Friday, November 30, 2012

You can’t be perfect all the time.

Time for a lousy topic. Memes.

The subtitled pictures have been around for a very long time, but in the last few years they’ve emerged from the caves of 4chan to the mainstream media. Some people still remember cats and ‘cheezburgers’, but the main source of meme intake appears to be 9gag. In a relatively short amount of time, kids on messageboards geeking out and complaining about everything became trendsetters for something… peculiar.

The main thing a meme is, is transitory. It’s here one moment and gone another, sometimes even using current events as background for the purposed of sharing a pun or subjective criticism. But even if it happens to be entertaining or funny, it is only so the first time you see it, very rarely a little longer. Afterwards you simply ignore it as it offers no new information, no new joke, no new emotions. Just a reaction ‘I’ve seen that one already’. And so they disappear, sometimes getting dug up a few years later just to bring scorn to whoever dug it. However, since people in general are not very creative (sure there are some brighter crayons around) and thus the same memes or concepts of memes get perpetuated ad nauseam.

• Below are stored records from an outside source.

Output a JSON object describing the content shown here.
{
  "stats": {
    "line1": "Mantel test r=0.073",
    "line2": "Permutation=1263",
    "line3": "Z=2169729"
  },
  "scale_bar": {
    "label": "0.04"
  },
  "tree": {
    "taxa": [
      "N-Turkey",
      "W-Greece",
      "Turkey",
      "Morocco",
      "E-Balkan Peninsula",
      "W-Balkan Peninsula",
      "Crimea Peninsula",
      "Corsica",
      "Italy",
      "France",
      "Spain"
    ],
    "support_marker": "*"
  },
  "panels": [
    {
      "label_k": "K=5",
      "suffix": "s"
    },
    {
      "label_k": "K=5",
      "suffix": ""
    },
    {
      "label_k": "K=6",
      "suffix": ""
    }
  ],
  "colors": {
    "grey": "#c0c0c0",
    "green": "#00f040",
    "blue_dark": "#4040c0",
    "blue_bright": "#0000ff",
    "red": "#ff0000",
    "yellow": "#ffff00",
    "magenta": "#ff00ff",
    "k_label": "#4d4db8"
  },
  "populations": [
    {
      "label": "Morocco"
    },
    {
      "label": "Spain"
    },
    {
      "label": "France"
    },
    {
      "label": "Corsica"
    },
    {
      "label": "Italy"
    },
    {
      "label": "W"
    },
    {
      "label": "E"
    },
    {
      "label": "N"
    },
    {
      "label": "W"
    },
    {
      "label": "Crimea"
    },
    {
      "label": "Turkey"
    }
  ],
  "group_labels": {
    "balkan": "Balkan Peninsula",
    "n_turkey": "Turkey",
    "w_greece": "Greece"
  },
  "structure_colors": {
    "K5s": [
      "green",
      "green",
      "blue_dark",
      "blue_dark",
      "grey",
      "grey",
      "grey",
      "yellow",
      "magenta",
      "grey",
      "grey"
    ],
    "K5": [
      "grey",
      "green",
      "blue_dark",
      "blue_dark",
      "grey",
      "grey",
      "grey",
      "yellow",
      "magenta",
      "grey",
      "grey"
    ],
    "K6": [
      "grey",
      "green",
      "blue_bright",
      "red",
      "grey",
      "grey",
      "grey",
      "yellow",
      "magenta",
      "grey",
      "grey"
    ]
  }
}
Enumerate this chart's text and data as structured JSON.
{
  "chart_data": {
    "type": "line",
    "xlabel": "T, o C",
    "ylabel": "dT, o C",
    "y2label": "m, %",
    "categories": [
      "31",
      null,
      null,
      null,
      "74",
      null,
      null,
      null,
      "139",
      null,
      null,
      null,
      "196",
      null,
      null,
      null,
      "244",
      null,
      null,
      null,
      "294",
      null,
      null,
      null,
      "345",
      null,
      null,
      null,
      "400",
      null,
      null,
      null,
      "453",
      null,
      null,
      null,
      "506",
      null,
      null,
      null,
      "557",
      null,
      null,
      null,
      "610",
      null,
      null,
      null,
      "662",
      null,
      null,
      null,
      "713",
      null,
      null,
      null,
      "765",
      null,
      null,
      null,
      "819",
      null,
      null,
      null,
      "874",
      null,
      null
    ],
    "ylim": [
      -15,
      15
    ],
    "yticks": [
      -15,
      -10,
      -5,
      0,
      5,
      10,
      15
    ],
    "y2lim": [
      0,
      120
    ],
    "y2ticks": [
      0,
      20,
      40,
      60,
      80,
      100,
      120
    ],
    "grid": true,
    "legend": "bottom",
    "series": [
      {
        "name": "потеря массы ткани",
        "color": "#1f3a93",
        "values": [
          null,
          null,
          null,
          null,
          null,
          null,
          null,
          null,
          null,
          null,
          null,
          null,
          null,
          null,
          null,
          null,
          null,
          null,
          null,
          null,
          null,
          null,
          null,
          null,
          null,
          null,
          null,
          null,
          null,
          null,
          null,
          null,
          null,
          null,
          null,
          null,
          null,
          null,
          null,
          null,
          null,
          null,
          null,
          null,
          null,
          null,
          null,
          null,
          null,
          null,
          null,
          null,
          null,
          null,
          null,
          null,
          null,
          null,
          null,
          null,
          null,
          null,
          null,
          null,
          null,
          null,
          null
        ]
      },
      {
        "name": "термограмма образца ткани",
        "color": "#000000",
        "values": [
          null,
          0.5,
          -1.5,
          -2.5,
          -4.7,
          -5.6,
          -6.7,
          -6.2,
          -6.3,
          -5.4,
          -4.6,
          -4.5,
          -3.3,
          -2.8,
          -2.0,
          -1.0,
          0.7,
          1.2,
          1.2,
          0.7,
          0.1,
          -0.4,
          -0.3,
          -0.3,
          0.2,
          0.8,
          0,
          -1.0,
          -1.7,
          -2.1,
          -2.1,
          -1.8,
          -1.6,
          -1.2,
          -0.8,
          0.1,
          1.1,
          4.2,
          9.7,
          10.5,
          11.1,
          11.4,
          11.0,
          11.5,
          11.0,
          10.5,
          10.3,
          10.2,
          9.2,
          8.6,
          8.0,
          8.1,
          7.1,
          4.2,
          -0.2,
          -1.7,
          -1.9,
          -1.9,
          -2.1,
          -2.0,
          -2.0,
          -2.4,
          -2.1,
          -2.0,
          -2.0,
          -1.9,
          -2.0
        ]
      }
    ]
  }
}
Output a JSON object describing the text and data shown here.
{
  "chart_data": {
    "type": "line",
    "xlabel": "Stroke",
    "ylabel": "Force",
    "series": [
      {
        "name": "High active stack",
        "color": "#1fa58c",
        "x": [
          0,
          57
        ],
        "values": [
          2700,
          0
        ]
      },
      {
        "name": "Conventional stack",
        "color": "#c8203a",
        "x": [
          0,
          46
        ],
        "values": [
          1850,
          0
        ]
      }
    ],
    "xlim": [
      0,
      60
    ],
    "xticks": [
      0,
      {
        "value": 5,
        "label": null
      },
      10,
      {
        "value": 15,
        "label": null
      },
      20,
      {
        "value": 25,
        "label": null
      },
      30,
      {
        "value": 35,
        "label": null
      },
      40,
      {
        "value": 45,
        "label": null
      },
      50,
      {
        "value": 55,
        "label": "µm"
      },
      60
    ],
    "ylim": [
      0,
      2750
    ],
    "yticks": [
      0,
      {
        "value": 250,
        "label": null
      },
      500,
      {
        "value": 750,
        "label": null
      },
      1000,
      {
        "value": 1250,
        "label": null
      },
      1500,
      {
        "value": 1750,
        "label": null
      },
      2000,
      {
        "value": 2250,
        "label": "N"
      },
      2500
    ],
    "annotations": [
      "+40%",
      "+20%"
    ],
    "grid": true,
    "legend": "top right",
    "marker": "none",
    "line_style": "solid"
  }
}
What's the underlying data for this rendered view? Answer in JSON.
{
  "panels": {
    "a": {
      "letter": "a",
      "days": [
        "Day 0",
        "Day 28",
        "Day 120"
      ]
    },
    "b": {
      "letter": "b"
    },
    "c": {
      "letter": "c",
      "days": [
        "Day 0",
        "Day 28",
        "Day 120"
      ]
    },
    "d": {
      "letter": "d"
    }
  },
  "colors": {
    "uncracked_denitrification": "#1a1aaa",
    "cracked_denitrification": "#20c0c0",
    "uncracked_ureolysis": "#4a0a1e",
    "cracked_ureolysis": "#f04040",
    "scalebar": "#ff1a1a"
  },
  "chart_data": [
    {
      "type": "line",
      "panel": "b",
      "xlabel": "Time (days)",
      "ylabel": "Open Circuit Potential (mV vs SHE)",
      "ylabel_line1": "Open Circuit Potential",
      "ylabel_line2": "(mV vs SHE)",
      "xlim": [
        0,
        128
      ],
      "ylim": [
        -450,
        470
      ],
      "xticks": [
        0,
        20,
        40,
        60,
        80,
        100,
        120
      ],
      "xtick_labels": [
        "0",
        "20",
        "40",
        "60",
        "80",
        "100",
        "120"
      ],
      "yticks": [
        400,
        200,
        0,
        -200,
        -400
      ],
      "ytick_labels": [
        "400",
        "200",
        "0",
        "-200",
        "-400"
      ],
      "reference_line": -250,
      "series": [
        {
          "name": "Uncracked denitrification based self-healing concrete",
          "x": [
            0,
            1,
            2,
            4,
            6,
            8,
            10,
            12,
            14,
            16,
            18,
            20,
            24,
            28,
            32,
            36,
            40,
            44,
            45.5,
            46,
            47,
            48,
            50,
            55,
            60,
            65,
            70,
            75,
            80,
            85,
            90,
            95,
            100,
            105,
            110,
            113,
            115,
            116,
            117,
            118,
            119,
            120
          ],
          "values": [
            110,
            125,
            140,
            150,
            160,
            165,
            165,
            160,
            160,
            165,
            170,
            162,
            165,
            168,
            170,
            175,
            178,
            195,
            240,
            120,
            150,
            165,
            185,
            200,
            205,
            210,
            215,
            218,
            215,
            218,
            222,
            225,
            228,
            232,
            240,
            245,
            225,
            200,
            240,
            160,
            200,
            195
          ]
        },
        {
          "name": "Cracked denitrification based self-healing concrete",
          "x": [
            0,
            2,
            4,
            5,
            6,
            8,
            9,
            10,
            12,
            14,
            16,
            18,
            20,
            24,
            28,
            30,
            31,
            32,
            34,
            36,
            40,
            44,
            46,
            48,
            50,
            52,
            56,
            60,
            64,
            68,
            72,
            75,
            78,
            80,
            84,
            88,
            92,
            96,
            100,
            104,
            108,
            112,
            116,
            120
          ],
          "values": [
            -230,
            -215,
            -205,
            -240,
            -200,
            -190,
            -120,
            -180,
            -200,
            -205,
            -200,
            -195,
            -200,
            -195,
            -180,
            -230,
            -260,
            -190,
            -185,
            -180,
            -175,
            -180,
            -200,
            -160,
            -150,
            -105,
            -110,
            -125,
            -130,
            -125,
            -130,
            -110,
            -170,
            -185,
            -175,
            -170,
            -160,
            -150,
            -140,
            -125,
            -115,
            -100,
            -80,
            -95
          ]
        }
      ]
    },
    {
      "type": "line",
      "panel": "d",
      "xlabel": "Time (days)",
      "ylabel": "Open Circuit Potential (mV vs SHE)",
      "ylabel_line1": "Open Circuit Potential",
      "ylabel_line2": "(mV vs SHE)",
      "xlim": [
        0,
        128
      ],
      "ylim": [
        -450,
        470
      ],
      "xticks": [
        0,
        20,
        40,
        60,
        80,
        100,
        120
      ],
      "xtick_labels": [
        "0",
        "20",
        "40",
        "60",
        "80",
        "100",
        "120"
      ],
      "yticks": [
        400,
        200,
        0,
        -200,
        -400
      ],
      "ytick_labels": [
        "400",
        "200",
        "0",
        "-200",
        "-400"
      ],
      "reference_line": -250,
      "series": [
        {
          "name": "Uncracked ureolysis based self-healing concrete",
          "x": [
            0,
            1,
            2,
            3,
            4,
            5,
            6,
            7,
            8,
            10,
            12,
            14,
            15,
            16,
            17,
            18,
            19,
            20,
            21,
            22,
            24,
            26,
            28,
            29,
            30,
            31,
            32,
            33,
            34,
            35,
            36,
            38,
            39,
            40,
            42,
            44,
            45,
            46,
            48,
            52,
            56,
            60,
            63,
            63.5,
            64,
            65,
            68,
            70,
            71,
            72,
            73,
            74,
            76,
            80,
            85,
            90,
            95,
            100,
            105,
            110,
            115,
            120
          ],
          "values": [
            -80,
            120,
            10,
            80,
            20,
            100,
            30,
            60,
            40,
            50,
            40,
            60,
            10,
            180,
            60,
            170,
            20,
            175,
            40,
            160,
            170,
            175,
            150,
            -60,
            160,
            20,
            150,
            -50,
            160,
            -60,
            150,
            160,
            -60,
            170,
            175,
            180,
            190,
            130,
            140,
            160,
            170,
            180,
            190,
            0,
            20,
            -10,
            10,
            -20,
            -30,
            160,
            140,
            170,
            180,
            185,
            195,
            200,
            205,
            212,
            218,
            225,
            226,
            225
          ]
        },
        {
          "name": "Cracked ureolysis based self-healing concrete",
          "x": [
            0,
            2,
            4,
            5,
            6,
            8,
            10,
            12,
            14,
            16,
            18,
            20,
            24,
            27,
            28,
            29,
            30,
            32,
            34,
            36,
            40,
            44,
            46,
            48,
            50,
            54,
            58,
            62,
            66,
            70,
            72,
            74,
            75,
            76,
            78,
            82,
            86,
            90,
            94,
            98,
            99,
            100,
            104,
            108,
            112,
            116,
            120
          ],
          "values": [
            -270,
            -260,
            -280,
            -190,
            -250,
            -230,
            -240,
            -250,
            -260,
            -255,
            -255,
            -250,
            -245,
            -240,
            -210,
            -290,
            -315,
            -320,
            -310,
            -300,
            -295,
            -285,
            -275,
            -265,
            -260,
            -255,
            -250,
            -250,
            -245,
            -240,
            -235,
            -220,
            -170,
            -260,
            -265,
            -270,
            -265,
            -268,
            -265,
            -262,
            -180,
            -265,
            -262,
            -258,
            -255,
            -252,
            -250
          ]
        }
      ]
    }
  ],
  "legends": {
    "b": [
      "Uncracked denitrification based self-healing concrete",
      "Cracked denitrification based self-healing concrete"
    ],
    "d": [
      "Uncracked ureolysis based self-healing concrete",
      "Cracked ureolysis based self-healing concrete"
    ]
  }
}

So a meme is something you enjoy for a mere moment, later it simply becomes obsolete thrash that the Internet is full of anyways. It comes in many shapes and sizes, and yet it is annoyingly repetitive in its nature and its content. They rarely offer new ideas, new points of view, they only have so many words to use. Quite frankly, it is more interesting to read ancient blog posts or listen to old videos of TEDtalks or at fora(.tv) than attempt to enjoy captioned pictures, one of a dozen maybe creating some kind of reaction, if you’re lucky.

 

Moreover, it might actually be more interesting to old (false) advertising than keep checking for new content.